One thing that stands out to me about this story is how the medical profession has accepted the idea that it is OK to kill people who do not have a high enough quality of life. What is behind this view? Well, I think it’s caused by secularism. Secularism has marginalized the Christian worldview that dominated the West. One component of that Christian worldview is that it is morally good to deny yourself happiness to care for the needs of others. And that the right thing is not based on your opinion or the arbitrary views of the majority of people in your culture.

On the secular worldview, though, there is no “right thing” that we “ought to do”. The universe is an accident and there is no design. The only thing to do on an atheistic worldview is to be “happy”. And you can’t be happy if other people need you to take care of them. So, I think that this is what is behind the push by secularists to kill the weak and stop them from using up resources. Secularists look at people who need them, and they want to kill them. There is no objective duty of self-sacrifice for others, on atheism.

Christopher Hitchens is fond of asking people he debates to name one thing that a Christian can do that an atheist can’t do. Here’s one: an atheist can’t rationally ground the decision to sacrifice their own pursuit of happiness to take care of the needs of others. On atheism, self-sacrifice is irrational, unless it makes you happy. You only have one life. There is no way you ought to be. The purpose of life is to be happy. The needs of the weak diminish your happiness. It’s survival of the fittest. That’s what is rational on atheism.

UPDATE: I just got back from breakfast at Denny’s and I was reading Jennifer Roback Morse’s “Love and Economics”. She was talking a lot about the helplessness of babies, and what mothers and fathers do that make children grow up capably. She writes that early on in the baby’s life they scream for everything and the mother has to be there to meet those needs or the child will never learn to trust. Later on, the parents try to encourage the child to be better-behaved and self-sufficient.

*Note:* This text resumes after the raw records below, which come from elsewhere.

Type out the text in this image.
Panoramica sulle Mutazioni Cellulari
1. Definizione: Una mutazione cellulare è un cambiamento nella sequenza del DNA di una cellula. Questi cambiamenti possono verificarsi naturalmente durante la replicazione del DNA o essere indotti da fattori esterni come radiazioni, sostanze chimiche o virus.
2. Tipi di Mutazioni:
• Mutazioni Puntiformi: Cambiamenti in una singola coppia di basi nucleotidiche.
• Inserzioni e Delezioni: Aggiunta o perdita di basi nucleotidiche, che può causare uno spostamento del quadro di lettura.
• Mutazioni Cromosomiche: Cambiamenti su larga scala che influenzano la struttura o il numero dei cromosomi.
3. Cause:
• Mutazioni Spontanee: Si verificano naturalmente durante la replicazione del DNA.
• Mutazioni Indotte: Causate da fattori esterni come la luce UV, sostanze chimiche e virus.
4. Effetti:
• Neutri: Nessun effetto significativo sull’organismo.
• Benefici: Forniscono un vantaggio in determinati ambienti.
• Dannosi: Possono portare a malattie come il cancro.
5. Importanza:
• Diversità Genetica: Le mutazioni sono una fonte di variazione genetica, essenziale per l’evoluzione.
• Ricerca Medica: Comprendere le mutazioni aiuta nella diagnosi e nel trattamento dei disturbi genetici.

All this made me recall this post. If a selfish person believes that it is too much work to care of someone sick who needs extra love, then that person isn’t going to be willing to take care of babies, either. And I guess that’s exactly where we are as a society now, with people having fewer babies, but more abortions and day care. And of course people divorce when they have small children as well, which (usually) deprives the child of a father.